The Medical Schemes’ Anti-Fraud Survey, which covered the three years from 2007 to 2009, showed that the fraud-to-claims ratio had fallen by 0.15 percent, said national forensic director for healthcare Camilla Singh.
“We can clearly see the ratio of investigated fraud to claims is dropping. This is an achievement for South Africa’s medical aid administrators,” said Singh.
The survey was sent to 15 administrators and the eight respondents represented 84 percent of all principal members.
Medical schemes which participated in the survey included Discovery, Medscheme, Metropolitan and Momentum, said Singh.
She said the survey showed that the number of fraudulent claims by members was also at a low.
This amounted to R67.3-million out of a claim value of R145-billion over the three-year period.
The most common reason given for member fraud was non-disclosure of prior ailments. This amounted to about 92 percent of all cases, said Singh.
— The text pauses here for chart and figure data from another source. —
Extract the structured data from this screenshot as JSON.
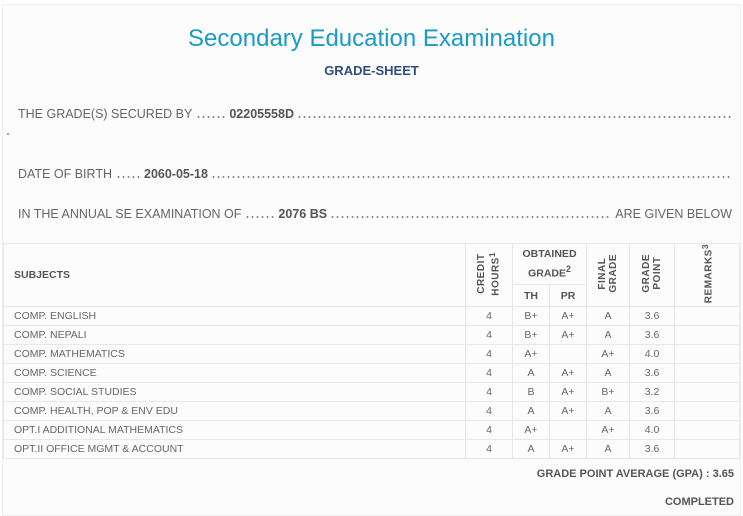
{
  "header": {
    "title": "Secondary Education Examination",
    "subtitle": "GRADE-SHEET"
  },
  "info": {
    "secured_label": "THE GRADE(S) SECURED BY",
    "symbol_no": "02205558D",
    "dob_label": "DATE OF BIRTH",
    "dob": "2060-05-18",
    "exam_label": "IN THE ANNUAL SE EXAMINATION OF",
    "exam_year": "2076 BS",
    "exam_suffix": "ARE GIVEN BELOW"
  },
  "table": {
    "headers": {
      "subjects": "SUBJECTS",
      "credit_line1": "CREDIT",
      "credit_line2": "HOURS",
      "credit_sup": "1",
      "obtained": "OBTAINED GRADE",
      "obtained_sup": "2",
      "th": "TH",
      "pr": "PR",
      "final_line1": "FINAL",
      "final_line2": "GRADE",
      "gp_line1": "GRADE",
      "gp_line2": "POINT",
      "remarks": "REMARKS",
      "remarks_sup": "3"
    },
    "rows": [
      {
        "subject": "COMP. ENGLISH",
        "credit": "4",
        "th": "B+",
        "pr": "A+",
        "final": "A",
        "gp": "3.6",
        "remarks": ""
      },
      {
        "subject": "COMP. NEPALI",
        "credit": "4",
        "th": "B+",
        "pr": "A+",
        "final": "A",
        "gp": "3.6",
        "remarks": ""
      },
      {
        "subject": "COMP. MATHEMATICS",
        "credit": "4",
        "th": "A+",
        "pr": "",
        "final": "A+",
        "gp": "4.0",
        "remarks": ""
      },
      {
        "subject": "COMP. SCIENCE",
        "credit": "4",
        "th": "A",
        "pr": "A+",
        "final": "A",
        "gp": "3.6",
        "remarks": ""
      },
      {
        "subject": "COMP. SOCIAL STUDIES",
        "credit": "4",
        "th": "B",
        "pr": "A+",
        "final": "B+",
        "gp": "3.2",
        "remarks": ""
      },
      {
        "subject": "COMP. HEALTH, POP & ENV EDU",
        "credit": "4",
        "th": "A",
        "pr": "A+",
        "final": "A",
        "gp": "3.6",
        "remarks": ""
      },
      {
        "subject": "OPT.I ADDITIONAL MATHEMATICS",
        "credit": "4",
        "th": "A+",
        "pr": "",
        "final": "A+",
        "gp": "4.0",
        "remarks": ""
      },
      {
        "subject": "OPT.II OFFICE MGMT & ACCOUNT",
        "credit": "4",
        "th": "A",
        "pr": "A+",
        "final": "A",
        "gp": "3.6",
        "remarks": ""
      }
    ]
  },
  "footer": {
    "gpa_label": "GRADE POINT AVERAGE (GPA) :",
    "gpa": "3.65",
    "status": "COMPLETED"
  }
}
However, service provider fraud was increasing. Code manipulation was the most common type investigated, followed by services not rendered, Singh said.
“There has been a definite crackdown on fraud in this industry in the last decade.”
In KPMG’s 2001 to 2003 survey, only 49 percent of medical aid administrators said they never kept quiet about fraud cases, said Singh.
By 2009, this had risen to 100 percent.